Examination of urinary mercury levels in dentists in Turkey


Karahalil B. , Rahravi H., Ertas N.

HUMAN & EXPERIMENTAL TOXICOLOGY, vol.24, no.8, pp.383-388, 2005 (Journal Indexed in SCI) identifier identifier identifier

  • Publication Type: Article / Article
  • Volume: 24 Issue: 8
  • Publication Date: 2005
  • Doi Number: 10.1191/0960327105ht541oa
  • Title of Journal : HUMAN & EXPERIMENTAL TOXICOLOGY
  • Page Numbers: pp.383-388
  • Keywords: amalgam filling, cold, vapor atomic absorption spectrometer, dentists, mercury toxicity, urinary mercury, DENTAL AMALGAM FILLINGS, OCCUPATIONAL EXPOSURE, PERSONNEL, EXCRETION, BLOOD, RESTORATIONS

Abstract

Mercury (Hg) is a naturally occurring element and its toxicity, especially in certain forms, has been known for many years.

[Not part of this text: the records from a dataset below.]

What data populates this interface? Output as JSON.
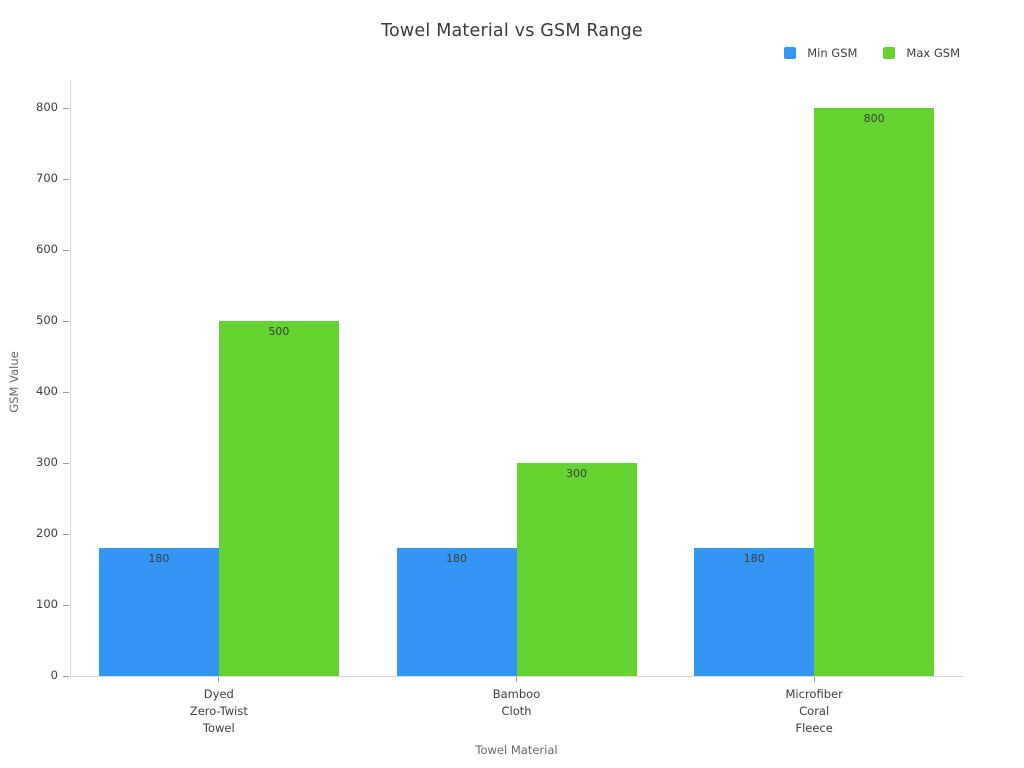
{
  "chart_data": {
    "type": "bar",
    "title": "Towel Material vs GSM Range",
    "xlabel": "Towel Material",
    "ylabel": "GSM Value",
    "categories": [
      [
        "Dyed",
        "Zero-Twist",
        "Towel"
      ],
      [
        "Bamboo",
        "Cloth"
      ],
      [
        "Microfiber",
        "Coral",
        "Fleece"
      ]
    ],
    "series": [
      {
        "name": "Min GSM",
        "color": "#3396f5",
        "values": [
          180,
          180,
          180
        ]
      },
      {
        "name": "Max GSM",
        "color": "#65d32f",
        "values": [
          500,
          300,
          800
        ]
      }
    ],
    "ylim": [
      0,
      800
    ],
    "ytick_step": 100,
    "grid": false,
    "legend_position": "top-right",
    "bar_value_labels": true
  },
  "colors": {
    "axis_line": "#d9d9d9",
    "tick_mark": "#999999",
    "text_dark": "#3d3d3d",
    "text_muted": "#666666"
  }
}
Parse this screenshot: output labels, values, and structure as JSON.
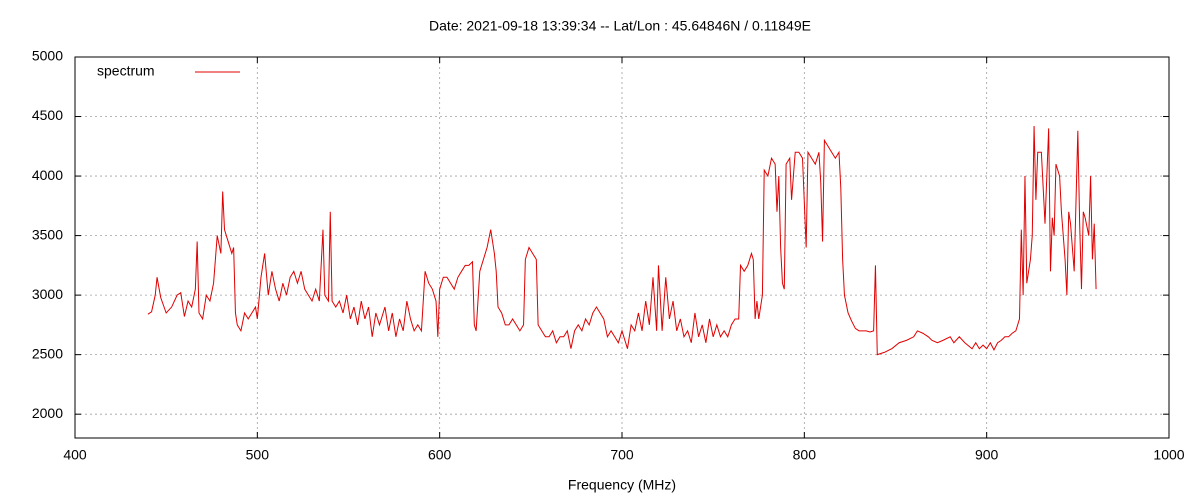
{
  "chart_data": {
    "type": "line",
    "title": "Date: 2021-09-18 13:39:34  --  Lat/Lon : 45.64846N / 0.11849E",
    "x_label": "Frequency (MHz)",
    "xlim": [
      400,
      1000
    ],
    "xticks": [
      400,
      500,
      600,
      700,
      800,
      900,
      1000
    ],
    "ylim": [
      1800,
      5000
    ],
    "yticks": [
      2000,
      2500,
      3000,
      3500,
      4000,
      4500,
      5000
    ],
    "grid": true,
    "legend_position": "top left",
    "x": [
      440,
      442,
      444,
      445,
      447,
      450,
      453,
      456,
      458,
      460,
      462,
      464,
      466,
      467,
      468,
      470,
      472,
      474,
      476,
      477,
      478,
      480,
      481,
      482,
      484,
      486,
      487,
      488,
      489,
      491,
      493,
      495,
      497,
      499,
      500,
      502,
      503,
      504,
      506,
      508,
      510,
      512,
      514,
      516,
      518,
      520,
      522,
      524,
      526,
      528,
      530,
      532,
      534,
      536,
      537,
      539,
      540,
      541,
      543,
      545,
      547,
      549,
      551,
      553,
      555,
      557,
      559,
      561,
      563,
      565,
      567,
      570,
      572,
      574,
      576,
      578,
      580,
      582,
      584,
      586,
      588,
      590,
      591,
      592,
      594,
      596,
      598,
      599,
      600,
      602,
      604,
      606,
      608,
      610,
      612,
      614,
      616,
      618,
      619,
      620,
      622,
      624,
      626,
      628,
      630,
      631,
      632,
      634,
      636,
      638,
      640,
      642,
      644,
      646,
      647,
      649,
      651,
      653,
      654,
      656,
      658,
      660,
      662,
      664,
      666,
      668,
      670,
      672,
      674,
      676,
      678,
      680,
      682,
      684,
      686,
      688,
      690,
      692,
      694,
      696,
      698,
      700,
      702,
      703,
      705,
      707,
      709,
      711,
      713,
      715,
      717,
      719,
      720,
      722,
      724,
      726,
      728,
      730,
      732,
      734,
      736,
      738,
      740,
      742,
      744,
      746,
      748,
      750,
      752,
      754,
      756,
      758,
      760,
      762,
      764,
      765,
      767,
      769,
      771,
      772,
      773,
      774,
      775,
      776,
      777,
      778,
      780,
      782,
      784,
      785,
      786,
      787,
      788,
      789,
      790,
      792,
      793,
      795,
      797,
      799,
      801,
      802,
      804,
      806,
      808,
      809,
      810,
      811,
      813,
      815,
      817,
      819,
      820,
      821,
      822,
      824,
      826,
      828,
      830,
      832,
      834,
      836,
      838,
      839,
      840,
      844,
      848,
      852,
      856,
      860,
      862,
      865,
      868,
      870,
      873,
      876,
      880,
      882,
      885,
      888,
      892,
      894,
      896,
      898,
      900,
      902,
      904,
      906,
      908,
      910,
      912,
      914,
      916,
      918,
      919,
      920,
      921,
      922,
      923,
      924,
      925,
      926,
      927,
      928,
      930,
      932,
      934,
      935,
      936,
      937,
      938,
      940,
      941,
      942,
      943,
      944,
      945,
      946,
      948,
      950,
      951,
      952,
      953,
      954,
      956,
      957,
      958,
      959,
      960
    ],
    "series": [
      {
        "name": "spectrum",
        "color": "#e00000",
        "values": [
          2840,
          2860,
          3000,
          3150,
          2980,
          2850,
          2900,
          3000,
          3020,
          2820,
          2950,
          2900,
          3050,
          3450,
          2850,
          2800,
          3000,
          2950,
          3100,
          3300,
          3500,
          3350,
          3870,
          3550,
          3450,
          3350,
          3400,
          2850,
          2750,
          2700,
          2850,
          2800,
          2850,
          2900,
          2800,
          3150,
          3250,
          3350,
          3000,
          3200,
          3050,
          2950,
          3100,
          3000,
          3150,
          3200,
          3100,
          3200,
          3050,
          3000,
          2950,
          3050,
          2950,
          3550,
          3000,
          2950,
          3700,
          2950,
          2900,
          2950,
          2850,
          3000,
          2800,
          2900,
          2750,
          2950,
          2800,
          2900,
          2650,
          2850,
          2750,
          2900,
          2700,
          2850,
          2650,
          2800,
          2700,
          2950,
          2800,
          2700,
          2750,
          2700,
          2950,
          3200,
          3100,
          3050,
          2950,
          2650,
          3050,
          3150,
          3150,
          3100,
          3050,
          3150,
          3200,
          3250,
          3250,
          3280,
          2750,
          2700,
          3200,
          3300,
          3400,
          3550,
          3350,
          3200,
          2900,
          2850,
          2750,
          2750,
          2800,
          2750,
          2700,
          2750,
          3300,
          3400,
          3350,
          3300,
          2750,
          2700,
          2650,
          2650,
          2700,
          2600,
          2650,
          2650,
          2700,
          2550,
          2700,
          2750,
          2700,
          2800,
          2750,
          2850,
          2900,
          2850,
          2800,
          2650,
          2700,
          2650,
          2600,
          2700,
          2600,
          2550,
          2750,
          2700,
          2850,
          2700,
          2950,
          2750,
          3150,
          2700,
          3250,
          2700,
          3150,
          2800,
          2950,
          2700,
          2800,
          2650,
          2700,
          2600,
          2850,
          2650,
          2750,
          2600,
          2800,
          2650,
          2750,
          2650,
          2700,
          2650,
          2750,
          2800,
          2800,
          3250,
          3200,
          3250,
          3350,
          3300,
          2800,
          2950,
          2800,
          2900,
          3000,
          4050,
          4000,
          4150,
          4100,
          3700,
          4000,
          3400,
          3100,
          3050,
          4100,
          4150,
          3800,
          4200,
          4200,
          4150,
          3400,
          4200,
          4150,
          4100,
          4200,
          3950,
          3450,
          4300,
          4250,
          4200,
          4150,
          4200,
          3900,
          3300,
          3000,
          2850,
          2780,
          2720,
          2700,
          2700,
          2700,
          2690,
          2700,
          3250,
          2500,
          2520,
          2550,
          2600,
          2620,
          2650,
          2700,
          2680,
          2650,
          2620,
          2600,
          2620,
          2650,
          2600,
          2650,
          2600,
          2550,
          2600,
          2550,
          2580,
          2550,
          2600,
          2540,
          2600,
          2620,
          2650,
          2650,
          2680,
          2700,
          2800,
          3550,
          3000,
          4000,
          3100,
          3200,
          3300,
          3500,
          4420,
          3800,
          4200,
          4200,
          3600,
          4400,
          3200,
          3650,
          3500,
          4100,
          4000,
          3700,
          3500,
          3300,
          3000,
          3700,
          3600,
          3200,
          4380,
          3600,
          3050,
          3700,
          3650,
          3500,
          4000,
          3300,
          3600,
          3050
        ]
      }
    ]
  }
}
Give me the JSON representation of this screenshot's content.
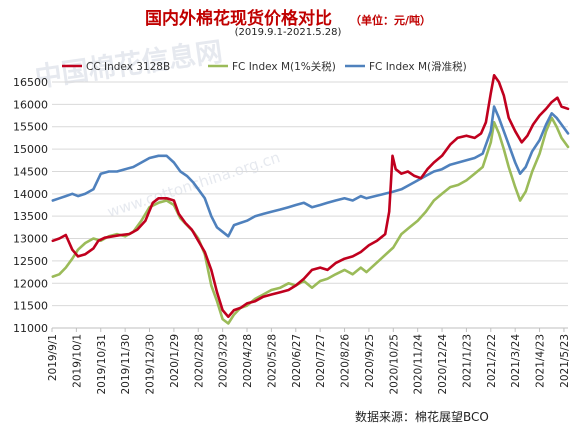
{
  "header": {
    "title": "国内外棉花现货价格对比",
    "unit": "（单位：元/吨）",
    "subtitle": "(2019.9.1-2021.5.28)"
  },
  "footer": {
    "source": "数据来源：棉花展望BCO"
  },
  "watermark": {
    "name": "中国棉花信息网",
    "url": "www.cottonchina.org.cn"
  },
  "colors": {
    "cc": "#c0001e",
    "fc1": "#9bbb59",
    "fc2": "#4f81bd",
    "grid": "#d9d9d9"
  },
  "chart_data": {
    "type": "line",
    "title": "国内外棉花现货价格对比",
    "ylim": [
      11000,
      16500
    ],
    "yticks": [
      11000,
      11500,
      12000,
      12500,
      13000,
      13500,
      14000,
      14500,
      15000,
      15500,
      16000,
      16500
    ],
    "x_start": "2019/9/1",
    "x_end": "2021/5/28",
    "xticks": [
      "2019/9/1",
      "2019/10/1",
      "2019/10/31",
      "2019/11/30",
      "2019/12/30",
      "2020/1/29",
      "2020/2/28",
      "2020/3/29",
      "2020/4/28",
      "2020/5/28",
      "2020/6/27",
      "2020/7/27",
      "2020/8/26",
      "2020/9/25",
      "2020/10/25",
      "2020/11/24",
      "2020/12/24",
      "2021/1/23",
      "2021/2/22",
      "2021/3/24",
      "2021/4/23",
      "2021/5/23"
    ],
    "grid": true,
    "legend_position": "top",
    "series": [
      {
        "name": "CC Index 3128B",
        "points": [
          [
            "2019/9/2",
            12950
          ],
          [
            "2019/9/10",
            13000
          ],
          [
            "2019/9/18",
            13080
          ],
          [
            "2019/9/26",
            12750
          ],
          [
            "2019/10/3",
            12600
          ],
          [
            "2019/10/12",
            12650
          ],
          [
            "2019/10/22",
            12780
          ],
          [
            "2019/10/28",
            12950
          ],
          [
            "2019/11/5",
            13020
          ],
          [
            "2019/11/15",
            13050
          ],
          [
            "2019/11/25",
            13080
          ],
          [
            "2019/12/5",
            13100
          ],
          [
            "2019/12/15",
            13200
          ],
          [
            "2019/12/25",
            13400
          ],
          [
            "2020/1/3",
            13800
          ],
          [
            "2020/1/10",
            13900
          ],
          [
            "2020/1/20",
            13900
          ],
          [
            "2020/1/29",
            13850
          ],
          [
            "2020/2/4",
            13550
          ],
          [
            "2020/2/12",
            13350
          ],
          [
            "2020/2/20",
            13200
          ],
          [
            "2020/2/28",
            12950
          ],
          [
            "2020/3/7",
            12700
          ],
          [
            "2020/3/15",
            12300
          ],
          [
            "2020/3/22",
            11800
          ],
          [
            "2020/3/29",
            11400
          ],
          [
            "2020/4/5",
            11250
          ],
          [
            "2020/4/12",
            11400
          ],
          [
            "2020/4/20",
            11450
          ],
          [
            "2020/4/28",
            11550
          ],
          [
            "2020/5/8",
            11600
          ],
          [
            "2020/5/18",
            11700
          ],
          [
            "2020/5/28",
            11750
          ],
          [
            "2020/6/8",
            11800
          ],
          [
            "2020/6/18",
            11850
          ],
          [
            "2020/6/27",
            11950
          ],
          [
            "2020/7/7",
            12100
          ],
          [
            "2020/7/17",
            12300
          ],
          [
            "2020/7/27",
            12350
          ],
          [
            "2020/8/5",
            12300
          ],
          [
            "2020/8/15",
            12450
          ],
          [
            "2020/8/26",
            12550
          ],
          [
            "2020/9/5",
            12600
          ],
          [
            "2020/9/15",
            12700
          ],
          [
            "2020/9/25",
            12850
          ],
          [
            "2020/10/5",
            12950
          ],
          [
            "2020/10/15",
            13100
          ],
          [
            "2020/10/20",
            13600
          ],
          [
            "2020/10/24",
            14850
          ],
          [
            "2020/10/28",
            14550
          ],
          [
            "2020/11/4",
            14450
          ],
          [
            "2020/11/12",
            14500
          ],
          [
            "2020/11/20",
            14400
          ],
          [
            "2020/11/28",
            14350
          ],
          [
            "2020/12/6",
            14550
          ],
          [
            "2020/12/14",
            14700
          ],
          [
            "2020/12/24",
            14850
          ],
          [
            "2021/1/3",
            15100
          ],
          [
            "2021/1/12",
            15250
          ],
          [
            "2021/1/23",
            15300
          ],
          [
            "2021/2/2",
            15250
          ],
          [
            "2021/2/10",
            15350
          ],
          [
            "2021/2/16",
            15600
          ],
          [
            "2021/2/22",
            16250
          ],
          [
            "2021/2/26",
            16650
          ],
          [
            "2021/3/4",
            16500
          ],
          [
            "2021/3/10",
            16200
          ],
          [
            "2021/3/16",
            15700
          ],
          [
            "2021/3/24",
            15400
          ],
          [
            "2021/4/1",
            15150
          ],
          [
            "2021/4/8",
            15300
          ],
          [
            "2021/4/15",
            15550
          ],
          [
            "2021/4/23",
            15750
          ],
          [
            "2021/5/1",
            15900
          ],
          [
            "2021/5/8",
            16050
          ],
          [
            "2021/5/15",
            16150
          ],
          [
            "2021/5/20",
            15950
          ],
          [
            "2021/5/28",
            15900
          ]
        ]
      },
      {
        "name": "FC Index M(1%关税)",
        "points": [
          [
            "2019/9/2",
            12150
          ],
          [
            "2019/9/10",
            12200
          ],
          [
            "2019/9/18",
            12350
          ],
          [
            "2019/9/26",
            12550
          ],
          [
            "2019/10/3",
            12750
          ],
          [
            "2019/10/12",
            12900
          ],
          [
            "2019/10/22",
            13000
          ],
          [
            "2019/10/31",
            12950
          ],
          [
            "2019/11/10",
            13050
          ],
          [
            "2019/11/20",
            13100
          ],
          [
            "2019/11/30",
            13050
          ],
          [
            "2019/12/10",
            13150
          ],
          [
            "2019/12/20",
            13400
          ],
          [
            "2019/12/30",
            13700
          ],
          [
            "2020/1/10",
            13800
          ],
          [
            "2020/1/20",
            13850
          ],
          [
            "2020/1/29",
            13750
          ],
          [
            "2020/2/6",
            13450
          ],
          [
            "2020/2/14",
            13300
          ],
          [
            "2020/2/22",
            13150
          ],
          [
            "2020/2/28",
            13000
          ],
          [
            "2020/3/7",
            12650
          ],
          [
            "2020/3/15",
            11950
          ],
          [
            "2020/3/22",
            11600
          ],
          [
            "2020/3/29",
            11200
          ],
          [
            "2020/4/5",
            11100
          ],
          [
            "2020/4/12",
            11300
          ],
          [
            "2020/4/20",
            11450
          ],
          [
            "2020/4/28",
            11500
          ],
          [
            "2020/5/8",
            11650
          ],
          [
            "2020/5/18",
            11750
          ],
          [
            "2020/5/28",
            11850
          ],
          [
            "2020/6/8",
            11900
          ],
          [
            "2020/6/18",
            12000
          ],
          [
            "2020/6/27",
            11950
          ],
          [
            "2020/7/7",
            12050
          ],
          [
            "2020/7/17",
            11900
          ],
          [
            "2020/7/27",
            12050
          ],
          [
            "2020/8/5",
            12100
          ],
          [
            "2020/8/15",
            12200
          ],
          [
            "2020/8/26",
            12300
          ],
          [
            "2020/9/5",
            12200
          ],
          [
            "2020/9/15",
            12350
          ],
          [
            "2020/9/22",
            12250
          ],
          [
            "2020/10/25",
            12800
          ],
          [
            "2020/11/4",
            13100
          ],
          [
            "2020/11/14",
            13250
          ],
          [
            "2020/11/24",
            13400
          ],
          [
            "2020/12/4",
            13600
          ],
          [
            "2020/12/14",
            13850
          ],
          [
            "2020/12/24",
            14000
          ],
          [
            "2021/1/3",
            14150
          ],
          [
            "2021/1/13",
            14200
          ],
          [
            "2021/1/23",
            14300
          ],
          [
            "2021/2/2",
            14450
          ],
          [
            "2021/2/12",
            14600
          ],
          [
            "2021/2/22",
            15150
          ],
          [
            "2021/2/26",
            15600
          ],
          [
            "2021/3/4",
            15350
          ],
          [
            "2021/3/10",
            15000
          ],
          [
            "2021/3/16",
            14600
          ],
          [
            "2021/3/24",
            14150
          ],
          [
            "2021/3/30",
            13850
          ],
          [
            "2021/4/6",
            14050
          ],
          [
            "2021/4/14",
            14500
          ],
          [
            "2021/4/23",
            14900
          ],
          [
            "2021/5/1",
            15400
          ],
          [
            "2021/5/8",
            15700
          ],
          [
            "2021/5/14",
            15500
          ],
          [
            "2021/5/20",
            15250
          ],
          [
            "2021/5/28",
            15050
          ]
        ]
      },
      {
        "name": "FC Index M(滑准税)",
        "points": [
          [
            "2019/9/2",
            13850
          ],
          [
            "2019/9/10",
            13900
          ],
          [
            "2019/9/18",
            13950
          ],
          [
            "2019/9/26",
            14000
          ],
          [
            "2019/10/3",
            13950
          ],
          [
            "2019/10/12",
            14000
          ],
          [
            "2019/10/22",
            14100
          ],
          [
            "2019/10/31",
            14450
          ],
          [
            "2019/11/10",
            14500
          ],
          [
            "2019/11/20",
            14500
          ],
          [
            "2019/11/30",
            14550
          ],
          [
            "2019/12/10",
            14600
          ],
          [
            "2019/12/20",
            14700
          ],
          [
            "2019/12/30",
            14800
          ],
          [
            "2020/1/10",
            14850
          ],
          [
            "2020/1/20",
            14850
          ],
          [
            "2020/1/29",
            14700
          ],
          [
            "2020/2/6",
            14500
          ],
          [
            "2020/2/14",
            14400
          ],
          [
            "2020/2/22",
            14250
          ],
          [
            "2020/2/28",
            14100
          ],
          [
            "2020/3/7",
            13900
          ],
          [
            "2020/3/15",
            13500
          ],
          [
            "2020/3/22",
            13250
          ],
          [
            "2020/3/29",
            13150
          ],
          [
            "2020/4/5",
            13050
          ],
          [
            "2020/4/12",
            13300
          ],
          [
            "2020/4/20",
            13350
          ],
          [
            "2020/4/28",
            13400
          ],
          [
            "2020/5/8",
            13500
          ],
          [
            "2020/5/18",
            13550
          ],
          [
            "2020/5/28",
            13600
          ],
          [
            "2020/6/8",
            13650
          ],
          [
            "2020/6/18",
            13700
          ],
          [
            "2020/6/27",
            13750
          ],
          [
            "2020/7/7",
            13800
          ],
          [
            "2020/7/17",
            13700
          ],
          [
            "2020/7/27",
            13750
          ],
          [
            "2020/8/5",
            13800
          ],
          [
            "2020/8/15",
            13850
          ],
          [
            "2020/8/26",
            13900
          ],
          [
            "2020/9/5",
            13850
          ],
          [
            "2020/9/15",
            13950
          ],
          [
            "2020/9/22",
            13900
          ],
          [
            "2020/10/25",
            14050
          ],
          [
            "2020/11/4",
            14100
          ],
          [
            "2020/11/14",
            14200
          ],
          [
            "2020/11/24",
            14300
          ],
          [
            "2020/12/4",
            14400
          ],
          [
            "2020/12/14",
            14500
          ],
          [
            "2020/12/24",
            14550
          ],
          [
            "2021/1/3",
            14650
          ],
          [
            "2021/1/13",
            14700
          ],
          [
            "2021/1/23",
            14750
          ],
          [
            "2021/2/2",
            14800
          ],
          [
            "2021/2/12",
            14900
          ],
          [
            "2021/2/22",
            15400
          ],
          [
            "2021/2/26",
            15950
          ],
          [
            "2021/3/4",
            15700
          ],
          [
            "2021/3/10",
            15400
          ],
          [
            "2021/3/16",
            15100
          ],
          [
            "2021/3/24",
            14700
          ],
          [
            "2021/3/30",
            14450
          ],
          [
            "2021/4/6",
            14600
          ],
          [
            "2021/4/14",
            14950
          ],
          [
            "2021/4/23",
            15200
          ],
          [
            "2021/5/1",
            15550
          ],
          [
            "2021/5/8",
            15800
          ],
          [
            "2021/5/14",
            15700
          ],
          [
            "2021/5/20",
            15550
          ],
          [
            "2021/5/28",
            15350
          ]
        ]
      }
    ]
  }
}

Exposure to Hg can occur in occupational and environmental settings. The toxicity of Hg compounds in dentistry has been an issue of increasing concern. Dental personnel are occupationally exposed to Hg vapor in their working environment and this exposure constitutes a potential risk to people in the dental surgery, mainly from the inhalation of Hg vapor and fine particles of amalgam. In this study, the urinary Hg excretion levels of 20 dentists and nine control subjects, matched for age, were determined by cold-vapor atomic absorption spectrometer (CV-AAS). The levels of Hg in the urine samples of the dentists was about three times higher than the control subjects (6.29 +/- 3.5 and 1.97 +/- 0.9 mu g/L, respectively) (P < 0.001). Some 90% of dentists wore both gloves and masks. Standards of hygiene ( use of mask, glove and gown) may contribute to the degree of exposure. Attention to important hygiene measures, such as the avoidance of spills of Hg, cleaning of floors after such spills, ventilation and the installation of ventilation, depending on technology, should be taken into consideration.